De nombreuses entreprises occidentales, telles que Danone, Renault-Nissan, Levi’s, Siemens, General Electric, Unilever ou Accor Hotels, ont déjà entrepris des démarches en matière d’innovation frugale. Toutefois, loin de ne s’adresser qu’aux grandes entreprises, cette méthode peut également inspirer de jeunes pousses ainsi que des PME.

Les initiatives couronnées de succès à ce jour doivent encourager les entreprises des pays industrialisés à s’engager dans cette voie afin de rester compétitives par rapport non seulement à leurs concurrentes occidentales mais aussi aux multinationales des pays émergents. En effet, ces dernières gagnent en importance tant sur leurs marchés nationaux que sur la scène mondiale : entre 1995 et 2017, leur nombre dans le classement Fortune 500 est passé de 20 à 164.

L’innovation frugale constitue donc une invitation pressante à faire mieux avec moins, à un coût abordable, afin d’obtenir un résultat dont la qualité sera parfaitement acceptable aux yeux des consommateurs, peu importe le pays où ils vivent.
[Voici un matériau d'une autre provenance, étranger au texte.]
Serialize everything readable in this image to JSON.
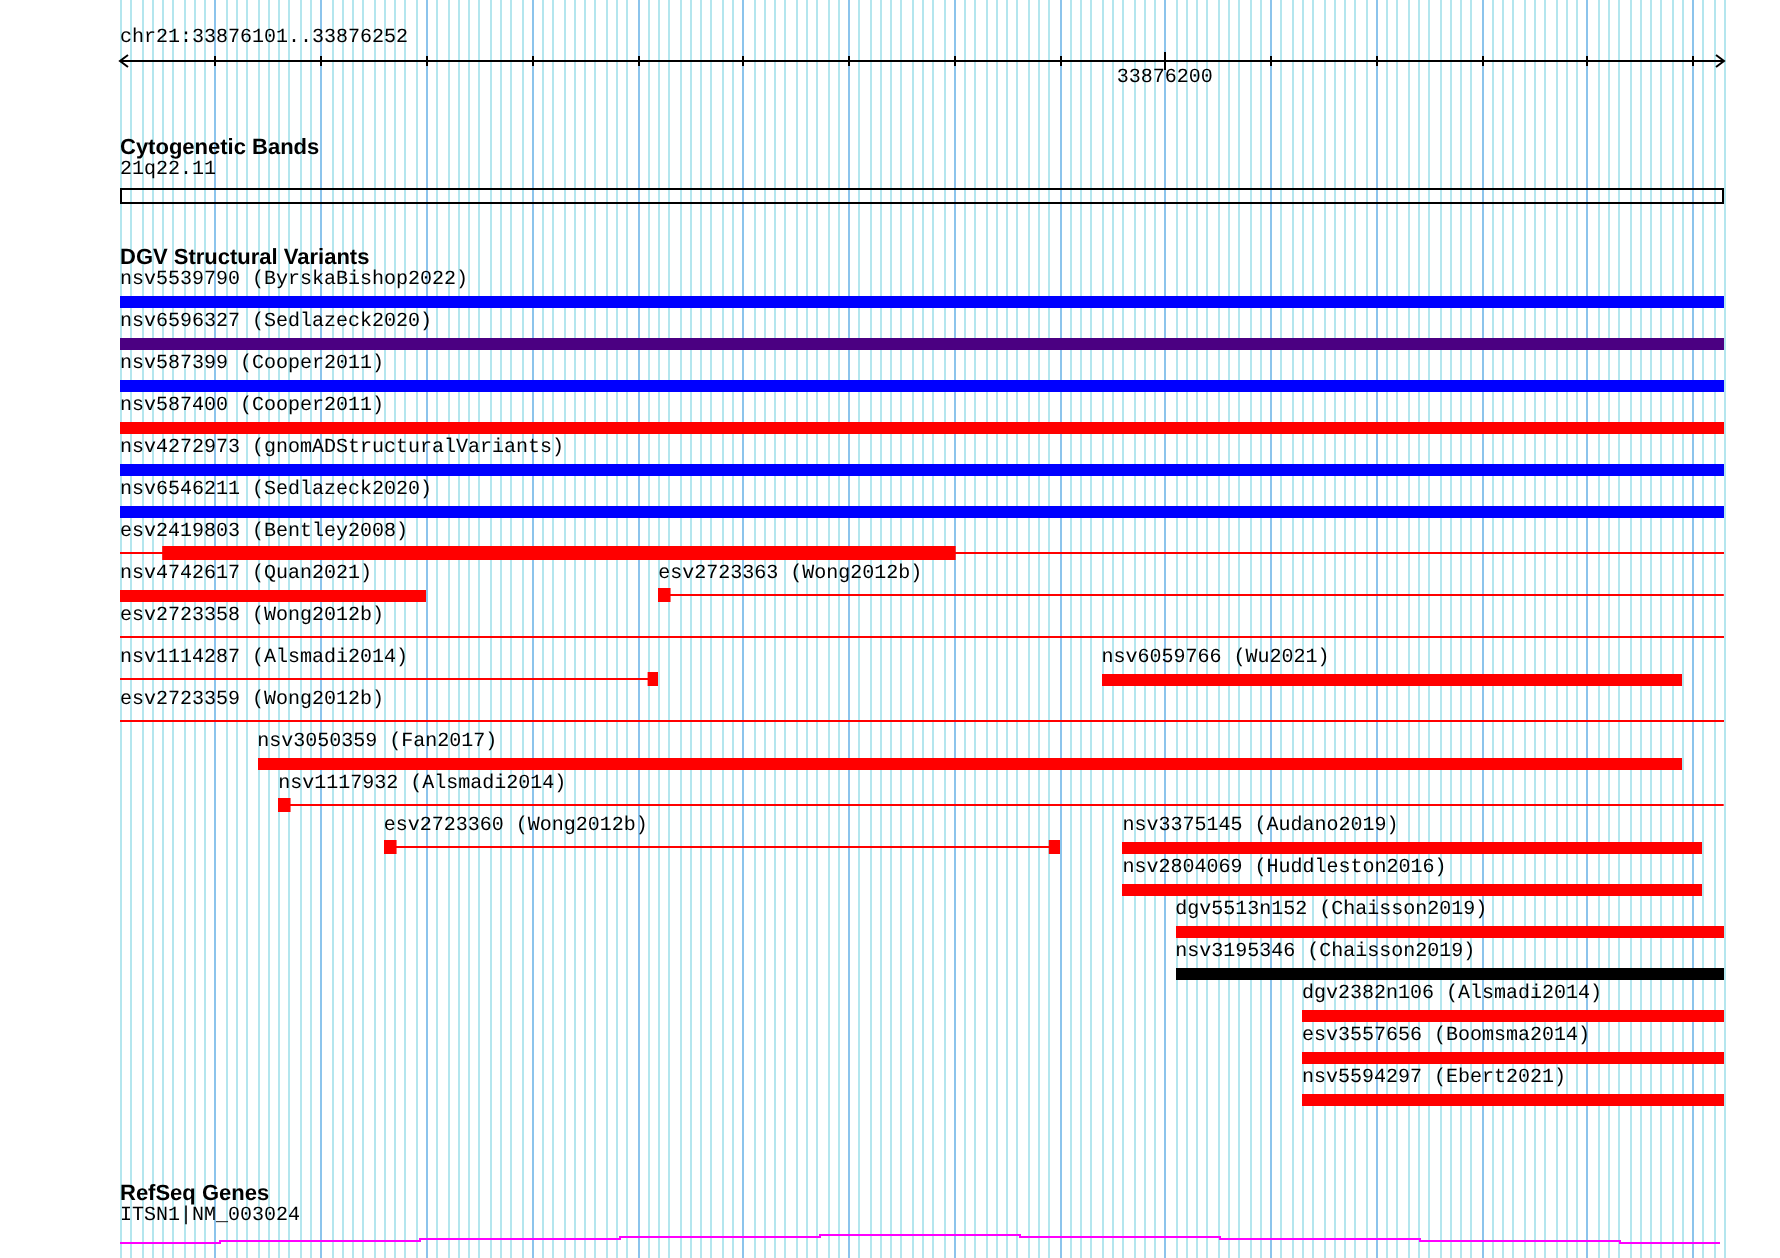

Cette démarche commande toutefois un changement de mentalité radical au sein des organisations. Même si un tel virage requiert du temps et des efforts appréciables, les bénéfices potentiels peuvent s’avérer considérables.


Notes

1- Selon des estimations de l’Organisation mondiale de la santé, environ 80 % des cas de cécité dans le monde sont évitables.

2- Pour plus de détails, voir le site www.aravind.org.

3- Vickers, T., et Rosen, E., « Driving Down the Cost of High-Quality Care – Lessons from the Aravind Eye Care System », McKinsey & Company, 2011, p. 22, 23 et 25.

4- Ce programme relève de l’Indian Space Research Organization (ISRO), l’agence spatiale de l’Inde.

5- Voir le site comptenickel. fr/.

6- Atsmon, Y., Child, P., Dobbs, R., et Narasimhan, L., « Winning the $30 Trillion Decathlon – Going for Gold in Emerging Markets », McKinsey Quarterly, n° 4, 2012, p. 20-35.